Linda (Sylvie Moreau) is devoted to her 5-year-old daughter, Charlotte (Sarah Lecompte-Bergeron), and she’ll do just about anything to provide for her kid, including lying, stealing and beating up guys. The fairly attractive Linda has perfected the fine art of picking up well-to-do men, taking them to secluded spots, knocking them on the head with blunt objects and stealing their cash, credit cards and other valuables. First half-hour shows Linda at work, fighting with her mother (Helene Loiselle) and mostly having a fun time with her young kid. Her life of crime works pretty well until she tries to pull her usual routine with a tough-guy American, who turns the tables on her.

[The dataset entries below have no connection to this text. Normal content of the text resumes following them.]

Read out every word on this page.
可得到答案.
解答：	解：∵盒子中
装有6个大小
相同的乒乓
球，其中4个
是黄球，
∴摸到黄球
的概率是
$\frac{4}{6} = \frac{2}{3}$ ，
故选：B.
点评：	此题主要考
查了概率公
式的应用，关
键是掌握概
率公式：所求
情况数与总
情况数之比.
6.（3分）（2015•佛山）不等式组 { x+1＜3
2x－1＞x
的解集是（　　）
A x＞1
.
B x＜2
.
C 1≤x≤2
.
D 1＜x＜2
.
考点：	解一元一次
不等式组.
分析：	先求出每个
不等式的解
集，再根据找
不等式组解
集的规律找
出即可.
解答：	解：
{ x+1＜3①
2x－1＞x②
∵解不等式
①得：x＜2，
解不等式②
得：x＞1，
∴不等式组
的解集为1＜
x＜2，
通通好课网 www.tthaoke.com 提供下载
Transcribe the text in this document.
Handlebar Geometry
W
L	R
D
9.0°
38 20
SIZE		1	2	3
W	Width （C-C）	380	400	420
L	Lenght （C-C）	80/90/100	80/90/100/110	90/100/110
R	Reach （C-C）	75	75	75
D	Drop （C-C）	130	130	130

Second section focuses on Ghislain (Gabriel Arcand), an introverted fellow who works nights at the morgue and whose only pleasure in life comes from listening to vintage blues tunes. He has been arrested by the cops for rape, and, through flashbacks, it eventually becomes clear that his crime involves Linda. There is a wild plot twist at the one-hour mark, followed by a final reel in which Linda and Ghislain interact onscreen for the first time.
Without giving away too much, Belanger’s unique yarn involves necrophilia and the notion that the newly dead sometimes make it back to life; the wonder of the film is that these potentially cheesy developments don’t seem sensationalistic. Instead, the helmer’s ultra-realistic approach to the material ensures that the drama is always believable. At its core, this is a love story, albeit anything but a conventional one. Pic’s intense emotions and unconventional narrative are reminiscent of the best work of late Quebec filmmaker Jean-Claude Lauzon (“Night Zoo,” “Leolo”). But Belanger’s achievement here is that he manages to find a new way of telling a love story onscreen that is both a deconstruction of the form and extremely moving.
Both lead thesps do a terrific job of bringing their characters to life. Veteran actor Arcand is perfect as Ghislain, all doleful, staring eyes and shuffling walk, but the less-known Moreau is the real surprise. She adds welcome complexity to Linda, creating a character grappling with conflicting feelings of rage and a desperate need for affection.
Pic makes good use of different sounds to set the tone. Ghislain’s anxiety level is heightened by the constant blare of radio talkshows and is then mellowed several degrees by Delta blues numbers, most provided by local musician Steve Hill. Cameraman Jean-Pierre St-Louis has shot the film in gritty cinema verite style, and the no-frills look helps make the extraordinary events seem credible.